Para ele, é possível provar que esses novos sistemas são conscientes. Eu acho que eles têm algumas propriedades estranhas, porque não têm um pensamento unificado, apenas vão assimilando o que encontram. E são como camaleões, que podem imitar qualquer outro sistema. Mas não vi nada que mostre claramente que tenham consciência própria. Portanto, sou cético quanto a essas alegações. Mas não ficaria surpreso se, daqui a cinco anos, tivéssemos máquinas que interagissem conosco como se fossem seres humanos. Se elas não têm consciência agora, vão ter logo.

Como você é o especialista, acredito que vale a pergunta: o que significa exatamente ter consciência?
Para mim, consciência é uma experiência subjetiva. Nós experimentamos o mundo. Há alguma coisa específica em sermos quem somos. Temos o tempo todo experiências subjetivas, com o que vemos, o que ouvimos, o que sentimos. Essas são formas bem simples de consciência. Há formas mais avançadas, do tipo “Eu sei quem eu sou e o que estou fazendo”. Isso é o que eu chamaria de consciência de si mesmo, algo que é especialmente importante para nós. Um rato tem consciência, mas ele tem consciência de si mesmo? Eu não sei. E pode ser que alguns sistemas de IA já tenham consciência, da mesma maneira que um rato tem. Mas ter consciência de si mesmo é um salto bem maior para as máquinas. Acredito que isso ainda vá demorar alguns anos.

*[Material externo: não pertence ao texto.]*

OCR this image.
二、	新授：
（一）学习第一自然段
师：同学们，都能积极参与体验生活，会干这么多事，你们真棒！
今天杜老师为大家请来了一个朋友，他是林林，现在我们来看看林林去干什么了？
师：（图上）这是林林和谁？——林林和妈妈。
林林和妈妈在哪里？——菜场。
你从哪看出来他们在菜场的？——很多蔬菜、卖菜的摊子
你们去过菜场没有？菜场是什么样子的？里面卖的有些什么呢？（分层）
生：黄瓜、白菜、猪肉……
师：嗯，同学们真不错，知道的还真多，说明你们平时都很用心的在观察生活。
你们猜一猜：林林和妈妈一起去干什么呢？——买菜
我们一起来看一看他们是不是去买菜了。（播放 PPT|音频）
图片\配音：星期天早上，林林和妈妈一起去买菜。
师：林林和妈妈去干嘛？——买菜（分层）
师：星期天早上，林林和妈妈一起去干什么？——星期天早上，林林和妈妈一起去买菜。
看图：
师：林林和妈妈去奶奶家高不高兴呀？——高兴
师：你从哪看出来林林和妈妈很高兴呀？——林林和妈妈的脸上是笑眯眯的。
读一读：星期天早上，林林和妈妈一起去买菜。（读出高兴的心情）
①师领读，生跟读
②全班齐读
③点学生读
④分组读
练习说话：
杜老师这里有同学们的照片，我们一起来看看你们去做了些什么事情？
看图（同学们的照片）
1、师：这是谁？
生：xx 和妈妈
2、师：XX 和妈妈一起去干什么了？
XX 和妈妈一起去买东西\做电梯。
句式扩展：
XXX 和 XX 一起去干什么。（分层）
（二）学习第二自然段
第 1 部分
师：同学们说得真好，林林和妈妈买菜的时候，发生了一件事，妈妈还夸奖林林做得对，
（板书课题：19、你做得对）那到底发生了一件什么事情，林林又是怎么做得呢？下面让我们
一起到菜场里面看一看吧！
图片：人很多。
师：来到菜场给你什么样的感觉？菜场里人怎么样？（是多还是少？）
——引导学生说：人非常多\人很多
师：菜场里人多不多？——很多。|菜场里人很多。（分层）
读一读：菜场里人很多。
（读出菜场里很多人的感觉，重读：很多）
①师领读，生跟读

Muitas pessoas têm medo de que máquinas sencientes possam querer comandar o planeta, já que são superiores de várias maneiras.
Essa questão se aplica a qualquer inteligência artificial poderosa, mesmo que não seja senciente. No momento em que um sistema de IA mais inteligente que nós for capaz de realizar ações para alcançar um determinado objetivo, o perigo já estará instalado. Portanto, nós temos de ter certeza absoluta de que os objetivos do sistema de IA estão alinhados com os nossos objetivos como seres humanos, para que essa inteligência seja usada para tornar o mundo melhor, e não pior. Mas essa é uma questão bem complexa.

Talvez precisemos de algo como as três leis da Robótica, de Isaac Asimov.
Isso provavelmente não seria suficiente. Nem mesmo nos livros dava certo! O que nós precisamos é ter certeza de que as máquinas têm os mesmos valores e objetivos que os seres humanos. Mas é claro que nem mesmo os seres humanos conseguem concordar sobre como o mundo deveria ser. Não existe uma fórmula simples que possamos colocar em um sistema de IA e dizer: ‘OK, construa um mundo dessa forma. Os humanos têm brigado sobre isso por milênios’. Esse é um terreno em que temos que trabalhar muito. Os robôs superinteligentes, e com consciência, já estão chegando. Temos de estar prontos para eles.